I have an intermittent problem, and I'm not sure where to start trying to troubleshoot it.
In our dev environment, we have two visible IP addresses on load balancers, one to the front-end, and one to a number of back-end service machines. The front-end is configured to take a wildcard DNS name to support generic "portals."
dev.example.com A 10.1.1.1
*.dev.example.com CNAME dev.example.com
The back-end servers are all specific names within the same space:
core.dev.example.com A 10.1.1.2
cms.dev.example.com CNAME core.dev.example.com
search.dev.example.com CNAME core.dev.example.com
Here's the problem. Periodically a developer or a program trying to reach, say, cms.dev.example.com will get a result that points to the front-end, instead of the back-end load balancer:
cms.dev.example.com is an alias to core.dev.example.com
core.dev.example.com is an alias to dev.example.com (WRONG!)
dev.example.com 10.1.1.1
The developers are all on Mac OS X machines, though I've seen the problem occur on an Ubuntu machine as well, using a local cloud host DNS resolver.
Sometimes the developer is using a VPN, which directs the DNS to its own resolver, and sometimes he's on the local net using a DNS resolver assigned by the NAT router.
Sometimes clearing the Mac OS X DNS cache, logging into the VPN, then logging out of the VPN, will make the problem go away.
The origin authoritative server is on zerigo, and a dig directly to their name servers always seems to give the correct answer. The published DNS cache time for these records is 15 minutes, but the problem has been intermittent for about a week.

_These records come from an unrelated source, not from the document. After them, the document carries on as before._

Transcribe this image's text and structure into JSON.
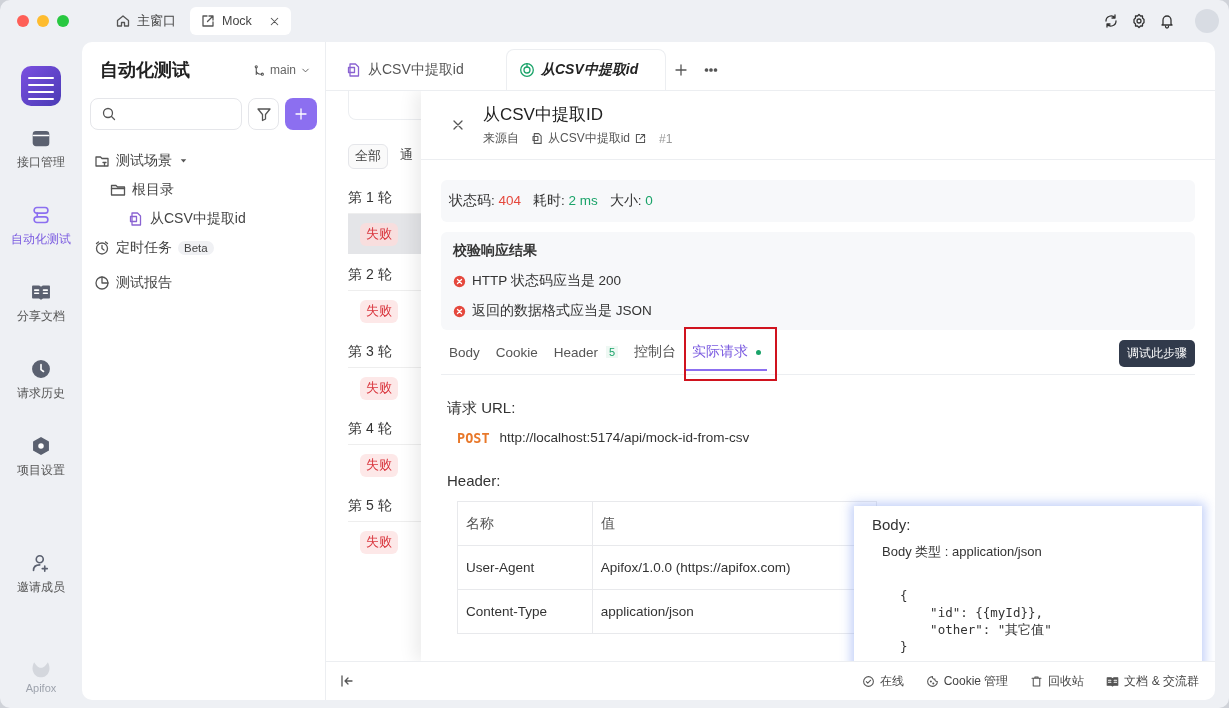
{
  "window": {
    "tabs": [
      {
        "label": "主窗口",
        "kind": "home",
        "selected": false
      },
      {
        "label": "Mock",
        "kind": "mock",
        "selected": true
      }
    ]
  },
  "rail": {
    "items": [
      {
        "label": "接口管理",
        "kind": "api",
        "selected": false
      },
      {
        "label": "自动化测试",
        "kind": "auto",
        "selected": true
      },
      {
        "label": "分享文档",
        "kind": "docs",
        "selected": false
      },
      {
        "label": "请求历史",
        "kind": "history",
        "selected": false
      },
      {
        "label": "项目设置",
        "kind": "settings",
        "selected": false
      },
      {
        "label": "邀请成员",
        "kind": "invite",
        "selected": false
      }
    ],
    "brand": "Apifox"
  },
  "sidebar": {
    "title": "自动化测试",
    "branch": "main",
    "tree": [
      {
        "label": "测试场景",
        "kind": "scenes",
        "expanded": true,
        "children": [
          {
            "label": "根目录",
            "kind": "folder",
            "children": [
              {
                "label": "从CSV中提取id",
                "kind": "case"
              }
            ]
          }
        ]
      },
      {
        "label": "定时任务",
        "kind": "schedule",
        "badge": "Beta"
      },
      {
        "label": "测试报告",
        "kind": "report"
      }
    ]
  },
  "editor_tabs": [
    {
      "label": "从CSV中提取id",
      "kind": "case",
      "selected": false
    },
    {
      "label": "从CSV中提取id",
      "kind": "run",
      "selected": true
    }
  ],
  "rounds": {
    "filters": [
      {
        "label": "全部",
        "selected": true
      },
      {
        "label": "通",
        "selected": false
      }
    ],
    "items": [
      {
        "label": "第 1 轮",
        "status": "失败",
        "selected": true
      },
      {
        "label": "第 2 轮",
        "status": "失败",
        "selected": false
      },
      {
        "label": "第 3 轮",
        "status": "失败",
        "selected": false
      },
      {
        "label": "第 4 轮",
        "status": "失败",
        "selected": false
      },
      {
        "label": "第 5 轮",
        "status": "失败",
        "selected": false
      }
    ]
  },
  "drawer": {
    "title": "从CSV中提取ID",
    "source_label": "来源自",
    "source_link": "从CSV中提取id",
    "run_number": "#1",
    "summary": [
      {
        "label": "状态码:",
        "value": "404",
        "color": "#e5483d"
      },
      {
        "label": "耗时:",
        "value": "2 ms",
        "color": "#1aa369"
      },
      {
        "label": "大小:",
        "value": "0",
        "color": "#1aa369"
      }
    ],
    "assertions": {
      "title": "校验响应结果",
      "items": [
        {
          "text": "HTTP 状态码应当是 200",
          "passed": false
        },
        {
          "text": "返回的数据格式应当是 JSON",
          "passed": false
        }
      ]
    },
    "tabs": [
      {
        "label": "Body",
        "selected": false
      },
      {
        "label": "Cookie",
        "selected": false
      },
      {
        "label": "Header",
        "count": "5",
        "selected": false
      },
      {
        "label": "控制台",
        "selected": false
      },
      {
        "label": "实际请求",
        "dot": true,
        "highlighted": true,
        "selected": true
      }
    ],
    "debug_button": "调试此步骤",
    "request": {
      "url_heading": "请求 URL:",
      "method": "POST",
      "url": "http://localhost:5174/api/mock-id-from-csv",
      "header_heading": "Header:",
      "columns": [
        "名称",
        "值"
      ],
      "rows": [
        [
          "User-Agent",
          "Apifox/1.0.0 (https://apifox.com)"
        ],
        [
          "Content-Type",
          "application/json"
        ]
      ]
    }
  },
  "popover": {
    "heading": "Body:",
    "type_line": "Body 类型 : application/json",
    "code": [
      "{",
      "    \"id\": {{myId}},",
      "    \"other\": \"其它值\"",
      "}"
    ]
  },
  "status_bar": [
    {
      "label": "在线",
      "kind": "online"
    },
    {
      "label": "Cookie 管理",
      "kind": "cookie"
    },
    {
      "label": "回收站",
      "kind": "trash"
    },
    {
      "label": "文档 & 交流群",
      "kind": "docs"
    }
  ]
}
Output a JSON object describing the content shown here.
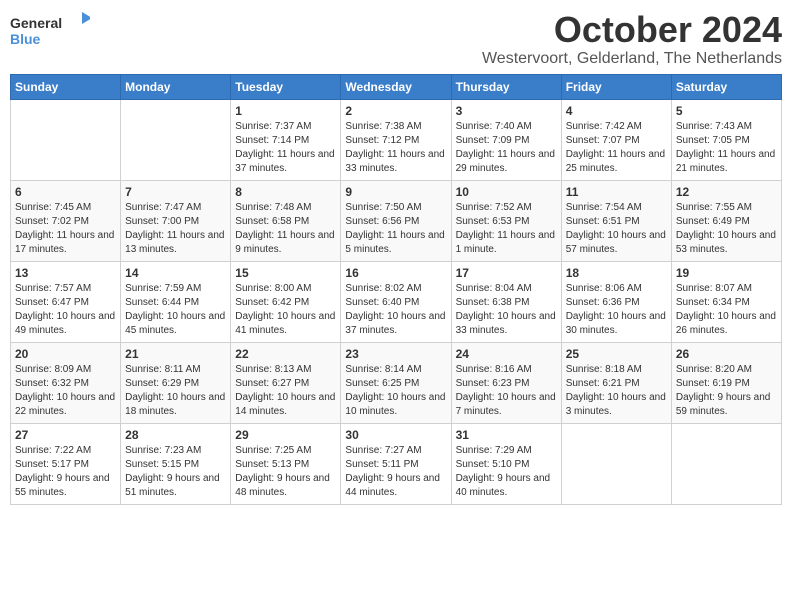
{
  "logo": {
    "line1": "General",
    "line2": "Blue"
  },
  "title": "October 2024",
  "subtitle": "Westervoort, Gelderland, The Netherlands",
  "days_of_week": [
    "Sunday",
    "Monday",
    "Tuesday",
    "Wednesday",
    "Thursday",
    "Friday",
    "Saturday"
  ],
  "weeks": [
    [
      {
        "day": "",
        "detail": ""
      },
      {
        "day": "",
        "detail": ""
      },
      {
        "day": "1",
        "detail": "Sunrise: 7:37 AM\nSunset: 7:14 PM\nDaylight: 11 hours and 37 minutes."
      },
      {
        "day": "2",
        "detail": "Sunrise: 7:38 AM\nSunset: 7:12 PM\nDaylight: 11 hours and 33 minutes."
      },
      {
        "day": "3",
        "detail": "Sunrise: 7:40 AM\nSunset: 7:09 PM\nDaylight: 11 hours and 29 minutes."
      },
      {
        "day": "4",
        "detail": "Sunrise: 7:42 AM\nSunset: 7:07 PM\nDaylight: 11 hours and 25 minutes."
      },
      {
        "day": "5",
        "detail": "Sunrise: 7:43 AM\nSunset: 7:05 PM\nDaylight: 11 hours and 21 minutes."
      }
    ],
    [
      {
        "day": "6",
        "detail": "Sunrise: 7:45 AM\nSunset: 7:02 PM\nDaylight: 11 hours and 17 minutes."
      },
      {
        "day": "7",
        "detail": "Sunrise: 7:47 AM\nSunset: 7:00 PM\nDaylight: 11 hours and 13 minutes."
      },
      {
        "day": "8",
        "detail": "Sunrise: 7:48 AM\nSunset: 6:58 PM\nDaylight: 11 hours and 9 minutes."
      },
      {
        "day": "9",
        "detail": "Sunrise: 7:50 AM\nSunset: 6:56 PM\nDaylight: 11 hours and 5 minutes."
      },
      {
        "day": "10",
        "detail": "Sunrise: 7:52 AM\nSunset: 6:53 PM\nDaylight: 11 hours and 1 minute."
      },
      {
        "day": "11",
        "detail": "Sunrise: 7:54 AM\nSunset: 6:51 PM\nDaylight: 10 hours and 57 minutes."
      },
      {
        "day": "12",
        "detail": "Sunrise: 7:55 AM\nSunset: 6:49 PM\nDaylight: 10 hours and 53 minutes."
      }
    ],
    [
      {
        "day": "13",
        "detail": "Sunrise: 7:57 AM\nSunset: 6:47 PM\nDaylight: 10 hours and 49 minutes."
      },
      {
        "day": "14",
        "detail": "Sunrise: 7:59 AM\nSunset: 6:44 PM\nDaylight: 10 hours and 45 minutes."
      },
      {
        "day": "15",
        "detail": "Sunrise: 8:00 AM\nSunset: 6:42 PM\nDaylight: 10 hours and 41 minutes."
      },
      {
        "day": "16",
        "detail": "Sunrise: 8:02 AM\nSunset: 6:40 PM\nDaylight: 10 hours and 37 minutes."
      },
      {
        "day": "17",
        "detail": "Sunrise: 8:04 AM\nSunset: 6:38 PM\nDaylight: 10 hours and 33 minutes."
      },
      {
        "day": "18",
        "detail": "Sunrise: 8:06 AM\nSunset: 6:36 PM\nDaylight: 10 hours and 30 minutes."
      },
      {
        "day": "19",
        "detail": "Sunrise: 8:07 AM\nSunset: 6:34 PM\nDaylight: 10 hours and 26 minutes."
      }
    ],
    [
      {
        "day": "20",
        "detail": "Sunrise: 8:09 AM\nSunset: 6:32 PM\nDaylight: 10 hours and 22 minutes."
      },
      {
        "day": "21",
        "detail": "Sunrise: 8:11 AM\nSunset: 6:29 PM\nDaylight: 10 hours and 18 minutes."
      },
      {
        "day": "22",
        "detail": "Sunrise: 8:13 AM\nSunset: 6:27 PM\nDaylight: 10 hours and 14 minutes."
      },
      {
        "day": "23",
        "detail": "Sunrise: 8:14 AM\nSunset: 6:25 PM\nDaylight: 10 hours and 10 minutes."
      },
      {
        "day": "24",
        "detail": "Sunrise: 8:16 AM\nSunset: 6:23 PM\nDaylight: 10 hours and 7 minutes."
      },
      {
        "day": "25",
        "detail": "Sunrise: 8:18 AM\nSunset: 6:21 PM\nDaylight: 10 hours and 3 minutes."
      },
      {
        "day": "26",
        "detail": "Sunrise: 8:20 AM\nSunset: 6:19 PM\nDaylight: 9 hours and 59 minutes."
      }
    ],
    [
      {
        "day": "27",
        "detail": "Sunrise: 7:22 AM\nSunset: 5:17 PM\nDaylight: 9 hours and 55 minutes."
      },
      {
        "day": "28",
        "detail": "Sunrise: 7:23 AM\nSunset: 5:15 PM\nDaylight: 9 hours and 51 minutes."
      },
      {
        "day": "29",
        "detail": "Sunrise: 7:25 AM\nSunset: 5:13 PM\nDaylight: 9 hours and 48 minutes."
      },
      {
        "day": "30",
        "detail": "Sunrise: 7:27 AM\nSunset: 5:11 PM\nDaylight: 9 hours and 44 minutes."
      },
      {
        "day": "31",
        "detail": "Sunrise: 7:29 AM\nSunset: 5:10 PM\nDaylight: 9 hours and 40 minutes."
      },
      {
        "day": "",
        "detail": ""
      },
      {
        "day": "",
        "detail": ""
      }
    ]
  ]
}
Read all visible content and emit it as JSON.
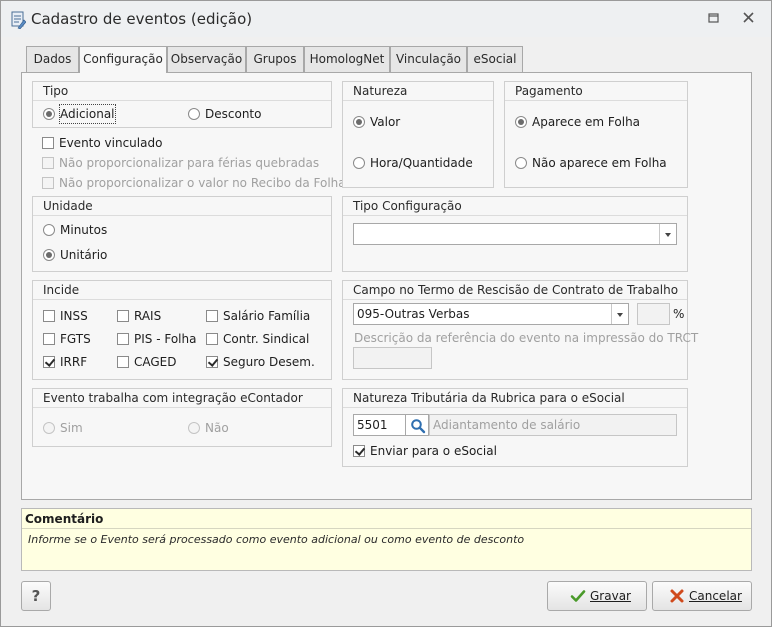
{
  "window": {
    "title": "Cadastro de eventos (edição)"
  },
  "tabs": [
    {
      "label": "Dados"
    },
    {
      "label": "Configuração"
    },
    {
      "label": "Observação"
    },
    {
      "label": "Grupos"
    },
    {
      "label": "HomologNet"
    },
    {
      "label": "Vinculação"
    },
    {
      "label": "eSocial"
    }
  ],
  "tipo": {
    "title": "Tipo",
    "adicional": "Adicional",
    "desconto": "Desconto",
    "selected": "Adicional"
  },
  "checks": {
    "evento_vinculado": "Evento vinculado",
    "nao_prop_ferias": "Não proporcionalizar para férias quebradas",
    "nao_prop_recibo": "Não proporcionalizar o valor no Recibo da Folha"
  },
  "natureza": {
    "title": "Natureza",
    "valor": "Valor",
    "hora_quantidade": "Hora/Quantidade",
    "selected": "Valor"
  },
  "pagamento": {
    "title": "Pagamento",
    "aparece": "Aparece em Folha",
    "nao_aparece": "Não aparece em Folha",
    "selected": "Aparece em Folha"
  },
  "unidade": {
    "title": "Unidade",
    "minutos": "Minutos",
    "unitario": "Unitário",
    "selected": "Unitário"
  },
  "tipo_config": {
    "title": "Tipo Configuração",
    "value": ""
  },
  "incide": {
    "title": "Incide",
    "inss": "INSS",
    "rais": "RAIS",
    "salario_familia": "Salário Família",
    "fgts": "FGTS",
    "pis_folha": "PIS - Folha",
    "contr_sindical": "Contr. Sindical",
    "irrf": "IRRF",
    "caged": "CAGED",
    "seguro_desem": "Seguro Desem."
  },
  "rescisao": {
    "title": "Campo no Termo de Rescisão de Contrato de Trabalho",
    "campo_value": "095-Outras Verbas",
    "percent_symbol": "%",
    "descricao_label": "Descrição da referência do evento na impressão do TRCT"
  },
  "econtador": {
    "title": "Evento trabalha com integração eContador",
    "sim": "Sim",
    "nao": "Não"
  },
  "esocial": {
    "title": "Natureza Tributária da Rubrica para o eSocial",
    "codigo": "5501",
    "descricao": "Adiantamento de salário",
    "enviar": "Enviar para o eSocial"
  },
  "comentario": {
    "title": "Comentário",
    "text": "Informe se o Evento será processado como evento adicional ou como evento de desconto"
  },
  "buttons": {
    "help": "?",
    "gravar": "Gravar",
    "cancelar": "Cancelar"
  },
  "colors": {
    "comment_bg": "#ffffe1",
    "ok_green": "#4a9a2a",
    "cancel_red": "#d04a1c",
    "search_blue": "#2f6fb0"
  }
}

Any troubleshooting suggestions?
Hmmm....what happens when you replace the wildcard CNAME directive with:
Don't mix CNAMEs with wildcards, especially if one of your CNAMES might match a wildcard name.
It appears that the mix of wildcards, CNAMEs and DNS cacheing can give you inconsistent results under these conditions.
I solved my intermittent resolving problems by eliminating all of the CNAMEs and replacing them with A records. Not very DRY, but no more inconsistent lookups.